Data set identifier, specified as the comma-separated pair consisting of `'DataID'` and a character vector or string. The `DataID` is included in the output for reporting purposes.

Data Types: `char` | `string`

Discretization method for LGD `data`, specified as the comma-separated pair consisting of `'DiscretizeBy'` and a character vector or string.

• `'mean'` — Discretized response is `1` if observed LGD is greater than or equal to the mean LGD, `0` otherwise.

• `'median'` — Discretized response is `1` if observed LGD is greater than or equal to the median LGD, `0` otherwise.

• `'positive'` — Discretized response is `1` if observed LGD is positive, `0` otherwise (full recovery).

• `'total'` — Discretized response is `1` if observed LGD is greater than or equal to `1` (total loss), `0` otherwise.

Data Types: `char` | `string`

Name of a column in the `data` input, not necessarily a model variable, to be used to segment the data set, specified as the comma-separated pair consisting of `'SegmentBy'` and a character vector or string. One AUROC is reported for each segment, and the corresponding ROC data for each segment is returned in the optional output.

Data Types: `char` | `string`

LGD values predicted for `data` by the reference model, specified as the comma-separated pair consisting of `'ReferenceLGD'` and a `NumRows`-by-`1` numeric vector.

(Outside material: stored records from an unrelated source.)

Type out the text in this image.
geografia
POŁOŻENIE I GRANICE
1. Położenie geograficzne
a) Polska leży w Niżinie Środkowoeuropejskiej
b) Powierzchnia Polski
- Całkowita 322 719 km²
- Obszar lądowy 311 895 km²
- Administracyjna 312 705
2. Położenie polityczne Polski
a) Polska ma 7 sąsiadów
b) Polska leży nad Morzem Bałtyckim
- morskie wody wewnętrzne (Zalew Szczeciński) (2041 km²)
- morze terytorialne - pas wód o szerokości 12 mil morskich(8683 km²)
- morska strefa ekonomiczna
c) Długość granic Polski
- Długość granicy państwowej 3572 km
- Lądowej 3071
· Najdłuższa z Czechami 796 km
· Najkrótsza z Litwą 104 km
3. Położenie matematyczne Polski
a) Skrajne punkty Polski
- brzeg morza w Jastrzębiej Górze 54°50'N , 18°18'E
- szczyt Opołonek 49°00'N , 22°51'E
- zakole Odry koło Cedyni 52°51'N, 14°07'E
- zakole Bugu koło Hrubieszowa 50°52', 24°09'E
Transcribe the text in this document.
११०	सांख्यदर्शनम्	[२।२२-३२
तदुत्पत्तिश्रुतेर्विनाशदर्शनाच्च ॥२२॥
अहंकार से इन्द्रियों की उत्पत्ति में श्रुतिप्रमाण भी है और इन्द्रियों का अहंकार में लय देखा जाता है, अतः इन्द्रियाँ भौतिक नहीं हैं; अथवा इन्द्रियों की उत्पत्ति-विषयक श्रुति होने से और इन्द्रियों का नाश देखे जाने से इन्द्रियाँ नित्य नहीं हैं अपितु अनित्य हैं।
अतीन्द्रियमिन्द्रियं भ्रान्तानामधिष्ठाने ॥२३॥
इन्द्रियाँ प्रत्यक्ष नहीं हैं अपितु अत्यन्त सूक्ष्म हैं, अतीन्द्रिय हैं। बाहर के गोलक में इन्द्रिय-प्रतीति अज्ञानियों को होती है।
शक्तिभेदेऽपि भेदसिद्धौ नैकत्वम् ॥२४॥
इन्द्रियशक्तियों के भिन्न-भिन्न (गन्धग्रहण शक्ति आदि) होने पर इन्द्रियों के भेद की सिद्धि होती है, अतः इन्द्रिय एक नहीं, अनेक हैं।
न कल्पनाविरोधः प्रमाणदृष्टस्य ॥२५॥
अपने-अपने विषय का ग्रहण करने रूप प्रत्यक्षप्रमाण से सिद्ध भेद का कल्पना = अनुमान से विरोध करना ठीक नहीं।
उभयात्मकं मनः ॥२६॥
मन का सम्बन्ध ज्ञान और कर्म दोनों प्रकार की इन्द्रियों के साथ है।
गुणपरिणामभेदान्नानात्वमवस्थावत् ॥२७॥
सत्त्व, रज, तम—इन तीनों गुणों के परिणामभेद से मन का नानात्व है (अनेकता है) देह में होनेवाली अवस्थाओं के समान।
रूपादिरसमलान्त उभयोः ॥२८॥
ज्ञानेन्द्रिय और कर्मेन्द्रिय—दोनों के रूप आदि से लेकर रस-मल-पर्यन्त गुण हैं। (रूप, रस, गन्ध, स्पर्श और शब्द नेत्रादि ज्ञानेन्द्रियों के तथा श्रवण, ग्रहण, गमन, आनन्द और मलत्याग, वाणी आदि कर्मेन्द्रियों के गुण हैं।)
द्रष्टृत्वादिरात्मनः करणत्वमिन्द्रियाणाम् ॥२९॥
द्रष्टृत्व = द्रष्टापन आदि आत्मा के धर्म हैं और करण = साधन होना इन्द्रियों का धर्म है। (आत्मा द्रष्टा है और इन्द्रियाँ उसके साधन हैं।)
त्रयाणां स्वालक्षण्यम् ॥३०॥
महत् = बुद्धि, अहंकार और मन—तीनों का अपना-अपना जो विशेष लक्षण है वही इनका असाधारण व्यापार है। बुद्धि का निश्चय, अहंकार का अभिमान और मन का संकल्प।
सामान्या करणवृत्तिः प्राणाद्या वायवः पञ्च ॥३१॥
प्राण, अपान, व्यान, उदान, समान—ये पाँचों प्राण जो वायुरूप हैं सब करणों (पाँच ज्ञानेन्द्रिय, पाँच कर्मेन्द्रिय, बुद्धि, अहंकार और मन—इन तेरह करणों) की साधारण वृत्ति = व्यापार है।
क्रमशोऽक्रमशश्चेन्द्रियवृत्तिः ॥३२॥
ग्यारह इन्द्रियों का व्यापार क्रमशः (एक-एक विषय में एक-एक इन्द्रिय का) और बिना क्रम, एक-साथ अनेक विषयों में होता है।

The `modelDiscrimination` output information is reported for both the `lgdModel` object and the reference model.

Data Types: `double`

Identifier for the reference model, specified as the comma-separated pair consisting of `'ReferenceID'` and a character vector or string. `'ReferenceID'` is used in the `modelDiscrimination` output for reporting purposes.

Data Types: `char` | `string`

## Output Arguments

collapse all

AUROC information for each model and each segment, returned as a table. `DiscMeasure` has a single column named `'AUROC'` and the number of rows depends on the number of segments and whether you use a `ReferenceID` for a reference model . The row names of `DiscMeasure` report the model IDs, segment, and data ID.

ROC data for each model and each segment, returned as a table. There are three columns for the ROC data, with column names `'X'`, `'Y'`, and `'T'`, where the first two are the X and Y coordinates of the ROC curve, and T contains the corresponding thresholds. For more information, see Model Discrimination or `perfcurve`.

If you use `SegmentBy`, the function stacks the ROC data for all segments and `DiscData` has a column with the segmentation values to indicate where each segment starts and ends.

If reference model data is given, the `DiscData` outputs for the main and reference models are stacked, with an extra column `'ModelID'` indicating where each model starts and ends.

collapse all

### Model Discrimination

Model discrimination measures the risk ranking.

The `modelDiscrimination` function computes the area under the receiver operator characteristic (AUROC) curve, sometimes called simply the area under the curve (AUC). This metric is between 0 and 1 and higher values indicate better discrimination.

To compute the AUROC, you need a numeric prediction and a binary response. For loss given default (LGD) models, the predicted LGD is used directly as the prediction. However, the observed LGD must be discretized into a binary variable. By default, observed LGD values greater than or equal to the mean observed LGD are assigned a value of 1, and values below the mean are assigned a value of 0. This discretized response is interpreted as “high LGD” vs. “low LGD.” Therefore, the `modelDiscrimination` function measures how well the predicted LGD separates the “high LGD” vs. the “low LGD” observations. You can change the discretization criterion with the `DiscretizeBy` name-value pair argument.

To plot the receiver operator characteristic (ROC) curve, use the `modelDiscriminationPlot` function. However, if the ROC curve data is needed, use the optional `DiscData` output argument from the `modelDiscrimination` function.

The ROC curve is a parametric curve that plots the proportion of

• High LGD cases with predicted LGD greater than or equal to a parameter t, or true positive rate (TPR)

• Low LGD cases with predicted LGD greater than or equal to the same parameter t, or false positive rate (FPR)

The parameter t sweeps through all the observed predicted LGD values for the given data. The `DiscData` optional output contains the TPR in the `'X'` column, the FPR in the `'Y'` column, and the corresponding parameters t in the `'T'` column. For more information about ROC curves, see Performance Curves.

## References

[1] Baesens, Bart, Daniel Roesch, and Harald Scheule. Credit Risk Analytics: Measurement Techniques, Applications, and Examples in SAS. Wiley, 2016.

[2] Bellini, Tiziano. IFRS 9 and CECL Credit Risk Modelling and Validation: A Practical Guide with Examples Worked in R and SAS. San Diego, CA: Elsevier, 2019.

Introduced in R2021a